If you are one of the 100,000+ students living in this city, I feel like you should not be able to consider yourself a Bostonian unless you have spent a full summer here. With a third of its population returning to their hometowns until classes begin again, Boston’s entire character changes from June through September. The streets are noticeably emptier. The city is quieter and almost provincial. There is a sense of impatience and/or dread underlying everything—impatience for the humidity to finally subside; dread for when the line outside of every bar inevitably reforms. Despite how refreshing it is to see one third less puke on the sidewalks each Sunday morning, it is basically impossible to not feel hopelessly lonely when thousands of people have evacuated your home.
The perpetual cycle of inhabitants is what sets Boston apart from every other mid-size city on the East Coast; this has to be one of the only cities in America whose permanent residents can sometimes feel like leftovers for an entire season. With all of the love I hold in my heart for Boston, I respect anyone with the strength to live here through each passing summer in their post-academic life. Several years ago, members of the band Palehound did just that.
In the summer of 2015, Palehound released Dry Food, their debut record. The album retained the personality and intimacy of frontperson Ellen Kempner’s 2013 debut EP, Bent Nail. The EP displayed Kempner’s knack for balancing the achingly poetic with the embarrassingly relatable, mainly by discussing the struggle to deal with a newfound adulthood catalyzed by heartbreak and moving out of your parent’s home. Dry Food announced Palehound as a specifically Boston band, with songs that reference small Massachusetts towns like Seekonk and a uniquely northeastern sound that can be simultaneously loud, fun, and unfathomably melancholic.

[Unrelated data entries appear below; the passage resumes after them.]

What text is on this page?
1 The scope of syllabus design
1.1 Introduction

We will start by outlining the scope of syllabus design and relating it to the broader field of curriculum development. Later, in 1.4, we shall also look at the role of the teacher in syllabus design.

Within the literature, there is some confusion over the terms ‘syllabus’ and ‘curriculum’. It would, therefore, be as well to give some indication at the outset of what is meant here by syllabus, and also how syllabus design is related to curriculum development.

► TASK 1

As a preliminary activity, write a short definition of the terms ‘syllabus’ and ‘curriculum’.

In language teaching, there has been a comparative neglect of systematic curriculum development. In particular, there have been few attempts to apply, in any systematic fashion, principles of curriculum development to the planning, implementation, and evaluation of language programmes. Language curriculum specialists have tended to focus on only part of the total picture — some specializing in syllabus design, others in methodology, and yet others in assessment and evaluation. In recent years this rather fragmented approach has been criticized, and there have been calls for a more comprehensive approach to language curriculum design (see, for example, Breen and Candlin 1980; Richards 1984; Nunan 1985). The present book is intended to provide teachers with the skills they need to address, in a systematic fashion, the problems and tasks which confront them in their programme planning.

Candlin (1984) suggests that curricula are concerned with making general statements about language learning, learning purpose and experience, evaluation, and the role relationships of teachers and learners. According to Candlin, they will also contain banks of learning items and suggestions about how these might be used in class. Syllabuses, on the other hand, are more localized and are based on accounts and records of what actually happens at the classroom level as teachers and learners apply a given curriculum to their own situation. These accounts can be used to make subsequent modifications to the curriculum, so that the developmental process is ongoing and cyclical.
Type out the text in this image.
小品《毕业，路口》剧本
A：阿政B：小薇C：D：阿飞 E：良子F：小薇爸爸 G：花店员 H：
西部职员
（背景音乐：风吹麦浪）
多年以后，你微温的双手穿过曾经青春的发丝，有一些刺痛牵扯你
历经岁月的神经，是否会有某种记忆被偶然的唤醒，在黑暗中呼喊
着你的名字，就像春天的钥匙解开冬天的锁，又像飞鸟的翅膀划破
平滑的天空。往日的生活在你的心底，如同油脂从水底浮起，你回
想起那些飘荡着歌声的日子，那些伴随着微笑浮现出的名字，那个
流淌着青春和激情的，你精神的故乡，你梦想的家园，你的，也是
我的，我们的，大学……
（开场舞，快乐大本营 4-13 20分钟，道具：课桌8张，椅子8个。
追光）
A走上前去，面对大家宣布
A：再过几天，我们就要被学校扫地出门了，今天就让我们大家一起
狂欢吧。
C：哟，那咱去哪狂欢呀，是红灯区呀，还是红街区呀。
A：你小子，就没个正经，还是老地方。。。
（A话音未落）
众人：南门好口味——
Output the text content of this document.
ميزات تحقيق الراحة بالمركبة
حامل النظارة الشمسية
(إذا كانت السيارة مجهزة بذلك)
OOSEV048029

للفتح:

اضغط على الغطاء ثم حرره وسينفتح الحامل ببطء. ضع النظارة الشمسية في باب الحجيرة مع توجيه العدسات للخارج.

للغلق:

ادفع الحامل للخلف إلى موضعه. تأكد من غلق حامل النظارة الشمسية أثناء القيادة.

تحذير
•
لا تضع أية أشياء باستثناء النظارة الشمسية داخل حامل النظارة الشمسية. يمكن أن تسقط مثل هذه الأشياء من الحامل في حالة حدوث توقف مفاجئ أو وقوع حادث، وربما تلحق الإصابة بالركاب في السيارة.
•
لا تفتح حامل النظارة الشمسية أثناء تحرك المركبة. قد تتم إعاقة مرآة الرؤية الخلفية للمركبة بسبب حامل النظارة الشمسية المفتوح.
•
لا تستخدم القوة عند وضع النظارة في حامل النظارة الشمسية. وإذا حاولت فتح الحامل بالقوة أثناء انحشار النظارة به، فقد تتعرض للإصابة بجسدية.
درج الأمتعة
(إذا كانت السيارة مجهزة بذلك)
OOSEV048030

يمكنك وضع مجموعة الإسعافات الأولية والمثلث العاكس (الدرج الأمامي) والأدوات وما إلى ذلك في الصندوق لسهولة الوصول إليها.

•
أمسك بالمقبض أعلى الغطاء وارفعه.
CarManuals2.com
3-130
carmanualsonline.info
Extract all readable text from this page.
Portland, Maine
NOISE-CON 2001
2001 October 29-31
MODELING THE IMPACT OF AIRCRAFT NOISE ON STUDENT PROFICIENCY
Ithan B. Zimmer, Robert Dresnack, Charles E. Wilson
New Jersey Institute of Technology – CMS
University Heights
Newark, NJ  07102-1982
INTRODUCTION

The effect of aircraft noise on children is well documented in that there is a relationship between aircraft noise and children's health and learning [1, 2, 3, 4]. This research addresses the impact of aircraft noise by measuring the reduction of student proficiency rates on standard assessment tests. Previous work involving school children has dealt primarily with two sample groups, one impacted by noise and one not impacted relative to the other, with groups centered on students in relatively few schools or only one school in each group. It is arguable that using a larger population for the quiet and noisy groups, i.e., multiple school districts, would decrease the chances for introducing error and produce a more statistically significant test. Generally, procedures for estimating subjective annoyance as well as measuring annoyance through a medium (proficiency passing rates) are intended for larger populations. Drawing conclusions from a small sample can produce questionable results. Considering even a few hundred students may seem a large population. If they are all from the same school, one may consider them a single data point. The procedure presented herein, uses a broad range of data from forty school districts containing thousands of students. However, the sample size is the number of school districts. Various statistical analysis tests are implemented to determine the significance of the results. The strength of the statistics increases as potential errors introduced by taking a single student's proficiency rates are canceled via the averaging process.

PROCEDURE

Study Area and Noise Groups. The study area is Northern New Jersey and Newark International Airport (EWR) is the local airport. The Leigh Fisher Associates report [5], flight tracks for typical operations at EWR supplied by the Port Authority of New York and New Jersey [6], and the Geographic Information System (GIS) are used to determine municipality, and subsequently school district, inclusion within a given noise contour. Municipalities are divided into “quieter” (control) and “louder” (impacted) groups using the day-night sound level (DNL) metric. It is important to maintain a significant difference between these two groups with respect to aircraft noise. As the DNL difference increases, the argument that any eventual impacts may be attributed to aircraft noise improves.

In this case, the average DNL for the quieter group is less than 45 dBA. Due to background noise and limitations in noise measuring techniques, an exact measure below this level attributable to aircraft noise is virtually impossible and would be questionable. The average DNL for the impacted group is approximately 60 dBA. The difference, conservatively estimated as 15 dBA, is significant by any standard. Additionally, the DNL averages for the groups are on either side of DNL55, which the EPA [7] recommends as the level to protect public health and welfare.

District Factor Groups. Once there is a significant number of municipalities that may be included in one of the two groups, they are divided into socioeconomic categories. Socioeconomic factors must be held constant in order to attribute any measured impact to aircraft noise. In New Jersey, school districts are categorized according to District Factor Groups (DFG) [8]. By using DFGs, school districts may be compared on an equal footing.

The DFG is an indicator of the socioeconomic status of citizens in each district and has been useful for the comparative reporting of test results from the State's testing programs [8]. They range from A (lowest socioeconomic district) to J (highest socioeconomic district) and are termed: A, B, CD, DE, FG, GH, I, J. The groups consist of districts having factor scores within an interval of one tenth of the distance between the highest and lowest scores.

In the summer of 2015, between my sophomore and junior years of college, I moved into my first apartment. It was a basement-level unit with exactly two windows—one in my bedroom, at street level, through which people would kick dirt and leaves through the missing screen, and one in the living room that looked out to a mysterious alleyway with no other point of entry. The apartment also boasted plumbing pipes that snaked the ceiling of every room. Any time someone in the building would flush a toilet or turn on the shower, a gentle whoosh would fly through the pipes—a comforting reminder of life outside of my cold, dark cave.
Technically, I was not alone; my roommates were my best friends, but they also happened to have opposite work schedules from mine. Seeing as all but a handful of my friends from school went home for the summer and I was living 1,000 miles from my own home in the suburbs of Chicago, I spent a lot of time by myself in my room. Once August rolled around, I spent a lot of time by myself in my room listening to Dry Food.
Kempner singing “I only feel half right around healthier folk” over a slow, sunny guitar eased my loneliness more than my neighbors flushing their toilets ever had. The album filled my semi-squalid apartment with life and reminded me, as corny as it sounds, that I can create a home outside of the one I grew up in.
Now two years later, I’ve graduated, and the overwhelming majority of my close friends have moved out of Boston: this time for good. Once again, I am still here and feeling alone in the bumble of the city. And coincidentally, Palehound has a new album out.
Palehound’s latest album, A Place I’ll Always Go, chronicles love, loss, and the devastating struggle to reconcile both experiences. At the risk of cheapening the beautiful and tragic content of the album, it’s probably best listened to while trying to ignore your swamp ass on the 66 bus. Songs like “Carnations” and “Room” detail the search for comfort in spite of your insecurities and anxieties, and Kempner’s whispery voice over a slow and steady beat is not unlike finding serenity in bus air conditioning on a humid day. The poppiness of “If You Met Her” and “Flowing Over” in contrast to the tragedy present in their lyrics evokes a blistering heat. The album is ultimately optimistic, yet still a little hard to swallow.
Kempner’s lyrics illustrate the need to feel normal or, at the very least, simply survive in the face of depression and alienation. Like every other feeling, these are intensified in the summer when you’re expected to be outside, basking in the beautiful, albeit humid, weather despite the fact that all you want to do is curl up in a ball and never see the sun again. It’s very hard to spend an entire day in bed when you have a busted AC.
Recently, listening to A Place I’ll Always Go while walking to work, I felt an unsettling moment of emotional parallel within my life. I feel exactly the same as I did two years ago. This is upsetting; if I have to be feeling emotional distress, at least let it be novel. I am trying to grapple with the fact that I will always feel good and I will always feel bad and those are the breaks of being a person. Palehound’s way of continually demonstrating how to find optimism in the face of devastation is a field guide to resilience. Everything is cyclical. We will all find love, and we will all experience some form of loss. For better or worse, the students of Boston will move back in. We are lathering, rinsing, and repeating for the rest of our lives. There will always be another summer to try it all over again.